If you struggle with shame, I invite you to engage your wise self to notice how shame functions in your life.  Start seeing shame not as who you are but as a strategy from the past that helped you to survive.  This may be difficult or impossible to accomplish on your own.  I encourage you to talk to trusting others about it or even seek a support group or therapist if need be.  If you are currently not safe (domestic violence etc.), you need to get safe first and foremost.  Only then can you start to see shame for what it really is.

Suffering in Plain Sight

I wanted to be a mother since I was a child.  I remember playing house (and mother) on the empty lot that eventually became the home that I grew up in. It took a long time to realize that dream of parenthood.  When I finally became pregnant in my mid-30’s, I was ecstatic. While I did not suffer from full-blown mood complications, I do remember very clearly experiencing an anxiety that was new and all-encompassing.  I worried about my baby dying of SIDS, or rolling off the changing table.  I felt like I had to hold her constantly in my arms fearing that if I didn't, she would not feel secure.  And the big mother of them all - I worried about me being a good enough mother. I remember family members noticing and commenting on my increased anxiety.   I did not know at the time that the emotional alarm system in my brain, my amygdala, was on hyperalert. This is true for all new mothers in the first two months of a baby's life.  I didn't think to talk to anybody about my fears.  I didn't realize that they were typical.  I wish I had because I think it would have helped. I didn't quite realize how vulnerable that first year after give birth is for all new mothers.
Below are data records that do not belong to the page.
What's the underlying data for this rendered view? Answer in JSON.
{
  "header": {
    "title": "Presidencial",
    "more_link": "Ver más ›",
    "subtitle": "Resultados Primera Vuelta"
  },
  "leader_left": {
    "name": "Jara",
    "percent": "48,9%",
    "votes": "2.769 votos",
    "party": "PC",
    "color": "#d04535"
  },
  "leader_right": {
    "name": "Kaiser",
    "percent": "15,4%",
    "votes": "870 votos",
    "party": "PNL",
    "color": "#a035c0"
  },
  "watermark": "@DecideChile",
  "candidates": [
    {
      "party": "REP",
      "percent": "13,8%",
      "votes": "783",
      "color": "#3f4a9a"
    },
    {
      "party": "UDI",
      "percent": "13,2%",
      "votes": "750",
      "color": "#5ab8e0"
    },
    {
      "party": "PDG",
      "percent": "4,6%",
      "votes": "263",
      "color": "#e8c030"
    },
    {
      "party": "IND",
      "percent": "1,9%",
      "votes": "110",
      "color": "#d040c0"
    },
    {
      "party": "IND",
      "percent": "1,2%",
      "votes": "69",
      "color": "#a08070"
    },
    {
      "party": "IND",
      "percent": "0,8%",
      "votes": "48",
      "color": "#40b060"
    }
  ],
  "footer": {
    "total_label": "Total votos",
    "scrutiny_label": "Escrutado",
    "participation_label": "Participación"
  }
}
I was ready and willing to bleed myself dry (literally and figuratively) if that’s what it took to make my child feel loved and valued. (I didn’t know how much was enough so I decided to err on the side of giving and then giving more.)  I survived on less sleep than I thought possible. I nursed day and night and day again, feeling sometimes more cow than human. 
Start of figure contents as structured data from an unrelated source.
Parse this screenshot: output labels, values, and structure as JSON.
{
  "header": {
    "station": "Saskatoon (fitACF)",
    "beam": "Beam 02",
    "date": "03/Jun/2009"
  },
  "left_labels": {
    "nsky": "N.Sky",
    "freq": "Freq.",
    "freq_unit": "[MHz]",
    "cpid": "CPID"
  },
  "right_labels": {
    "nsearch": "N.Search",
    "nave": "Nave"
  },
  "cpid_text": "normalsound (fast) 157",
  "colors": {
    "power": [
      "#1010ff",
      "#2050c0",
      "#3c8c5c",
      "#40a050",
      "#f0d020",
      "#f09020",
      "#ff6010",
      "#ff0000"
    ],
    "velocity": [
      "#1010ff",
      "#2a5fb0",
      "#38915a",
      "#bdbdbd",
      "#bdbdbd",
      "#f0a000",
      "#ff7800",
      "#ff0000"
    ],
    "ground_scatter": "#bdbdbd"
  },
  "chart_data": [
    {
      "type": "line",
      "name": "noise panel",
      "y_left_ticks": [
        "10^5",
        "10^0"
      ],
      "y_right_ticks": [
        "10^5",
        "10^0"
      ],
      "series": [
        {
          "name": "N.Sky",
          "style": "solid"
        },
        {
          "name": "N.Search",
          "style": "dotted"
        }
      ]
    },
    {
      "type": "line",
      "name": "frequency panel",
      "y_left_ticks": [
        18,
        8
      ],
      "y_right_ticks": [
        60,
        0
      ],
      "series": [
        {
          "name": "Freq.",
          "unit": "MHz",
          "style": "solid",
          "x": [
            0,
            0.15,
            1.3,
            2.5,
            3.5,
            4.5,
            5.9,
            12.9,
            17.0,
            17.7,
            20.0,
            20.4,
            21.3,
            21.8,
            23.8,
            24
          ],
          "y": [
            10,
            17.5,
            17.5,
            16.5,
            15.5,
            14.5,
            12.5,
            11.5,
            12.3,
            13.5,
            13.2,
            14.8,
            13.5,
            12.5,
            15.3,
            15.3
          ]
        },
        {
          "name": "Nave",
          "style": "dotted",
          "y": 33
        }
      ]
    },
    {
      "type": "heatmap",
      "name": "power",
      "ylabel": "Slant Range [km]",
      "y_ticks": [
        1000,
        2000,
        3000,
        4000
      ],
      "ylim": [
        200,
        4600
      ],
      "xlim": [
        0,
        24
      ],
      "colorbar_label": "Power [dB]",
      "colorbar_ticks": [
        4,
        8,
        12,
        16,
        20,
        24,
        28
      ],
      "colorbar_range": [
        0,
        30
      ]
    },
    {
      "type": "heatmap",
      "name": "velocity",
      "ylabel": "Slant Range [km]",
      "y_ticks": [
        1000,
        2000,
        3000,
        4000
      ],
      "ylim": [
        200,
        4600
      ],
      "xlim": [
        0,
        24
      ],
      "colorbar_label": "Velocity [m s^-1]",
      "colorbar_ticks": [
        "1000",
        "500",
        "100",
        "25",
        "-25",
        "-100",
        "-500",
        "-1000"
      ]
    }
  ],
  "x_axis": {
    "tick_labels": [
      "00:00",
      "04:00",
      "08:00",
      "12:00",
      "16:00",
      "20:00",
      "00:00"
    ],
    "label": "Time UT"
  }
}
In the first year of my daughter's birth, I was fascinated with this whole transition to motherhood.  I read book after book about child development and the changes that women go through as they transition their identity up the generational chain from daughter to mother.  I was already a psychotherapist but did not return to work in this capacity for a while. I did not want to be separated from my daughter and I also did not feel like I had enough left over to give to my clients. I attended an intensive conference on perinatal mood complications and loved it, and simultaneously felt frustrated that I couldn’t put any of it to use just yet.

 As my children grew older, I eventually returned to work as a psychotherapist. (In the mean time, I had been doing part-time work as a parent educator and loving it.) I’d never forgotten my interest in the perinatal period, and so I begin to work with new mothers.  I am struck over and over again by the both the resilience and the pain that these women carry as they walk into my office. They come in smiling and confident, and are often in tears the moment I ask them how bad they really feel. They often do not understand what is happening to them, nearly all stating they no longer know who they are. They blame themselves for their struggles, wondering if they made a mistake becoming a mom, or worse. Some come from other therapists or doctors having been told they are not safe to be alone with their baby or worried about their literal sanity.  (This is only true with psychosis which is extremely rare.)
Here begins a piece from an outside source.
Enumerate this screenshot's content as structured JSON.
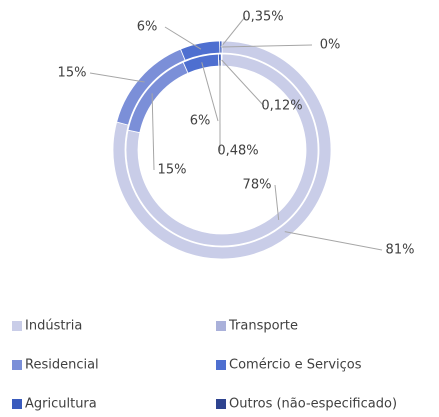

It is an honor and a privilege to be part of this great sorority called motherhood and to be a guide for those still finding their balance.  As a perinatal therapist, I focus on the practical matters at the beginning: sleep, social support, exercise, and possibly medication.  I instill hope that my mothers can feel better (truly believing that they can). Sometimes the hardest thing they often need to learn is to ask for and accept help instead of being the one to give it.

Aside from being a mother, I never really knew what I wanted to do when I grew up.  Now I do.